Daily market wire 17 Jan 2017

Lachstock Consulting, January 17, 2017

The US market was closed for the Martin Luther King, Jr. holiday, which saw very limited global trade overnight.

Matif canola up 1.75€ to 416.75€. The Dow Jones down -5.270 to 19885.73 , Crude Oil up 0.120c to 52.49c, AUD down to 0.74742c, CAD down to 1.317c, (AUDCAD 0.984) and the was EUR up to 1.06c (AUDEUR 0.7048).

There’s not a great deal of fundamental news to report in this morning’s Daily Market Wire. Further rainfall is forecast for Argentina which will place pressure on harvested acres of soybeans. This issue has increased in significance, given the lower supplies brought on after the recent USDA report. This helped Matif Canola to rally in spite of a stronger euro.
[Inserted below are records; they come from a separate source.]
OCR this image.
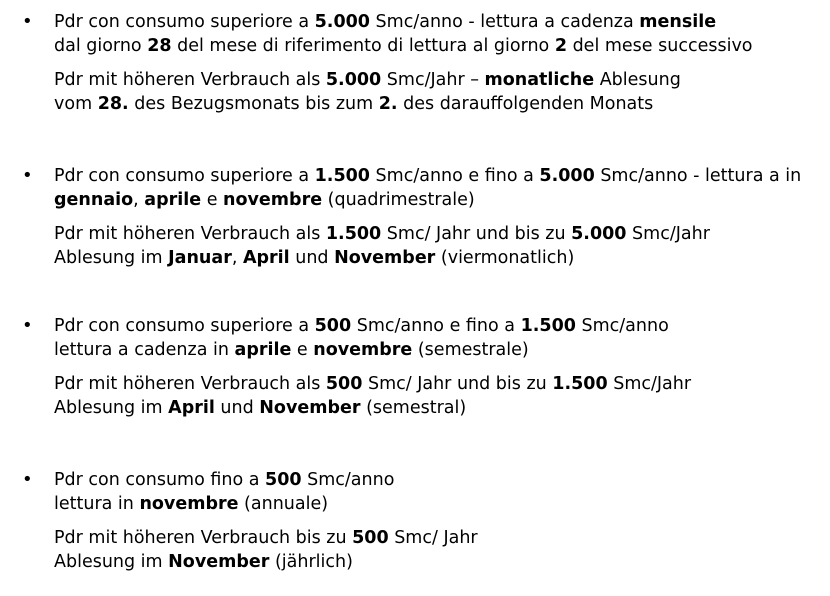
•	Pdr con consumo superiore a 5.000 Smc/anno - lettura a cadenza mensile
dal giorno 28 del mese di riferimento di lettura al giorno 2 del mese successivo
Pdr mit höheren Verbrauch als 5.000 Smc/Jahr – monatliche Ablesung
vom 28. des Bezugsmonats bis zum 2. des darauffolgenden Monats
•	Pdr con consumo superiore a 1.500 Smc/anno e fino a 5.000 Smc/anno - lettura a in
gennaio, aprile e novembre (quadrimestrale)
Pdr mit höheren Verbrauch als 1.500 Smc/ Jahr und bis zu 5.000 Smc/Jahr
Ablesung im Januar, April und November (viermonatlich)
•	Pdr con consumo superiore a 500 Smc/anno e fino a 1.500 Smc/anno
lettura a cadenza in aprile e novembre (semestrale)
Pdr mit höheren Verbrauch als 500 Smc/ Jahr und bis zu 1.500 Smc/Jahr
Ablesung im April und November (semestral)
•	Pdr con consumo fino a 500 Smc/anno
lettura in novembre (annuale)
Pdr mit höheren Verbrauch bis zu 500 Smc/ Jahr
Ablesung im November (jährlich)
Matif wheat futures were lower on limited volume, given the US market closure. Cold temperature are ongoing in the US which should find some support for new season winter wheat prices.
In Australia, the trade remains focused on executing their Q1 program as harvest winds up in SA and Victoria. Grower liquidity appears to be thinning, which may see some price increases going forward. The wheat market needs ongoing export demand, to reduce a burdensome carry out.
Barley and Canola demand is strong, so we need see wheat lift once their programs are completed.
The AUD appears toppy after recent gains, so a sell-off here could provide good opportunities from a pricing perspective.
On the weather front, the rainfall forecast for SA continues to push back, which will be welcome by those left harvesting wheat. The forecast there is reasonably clear for the next 4 days which enable good progress.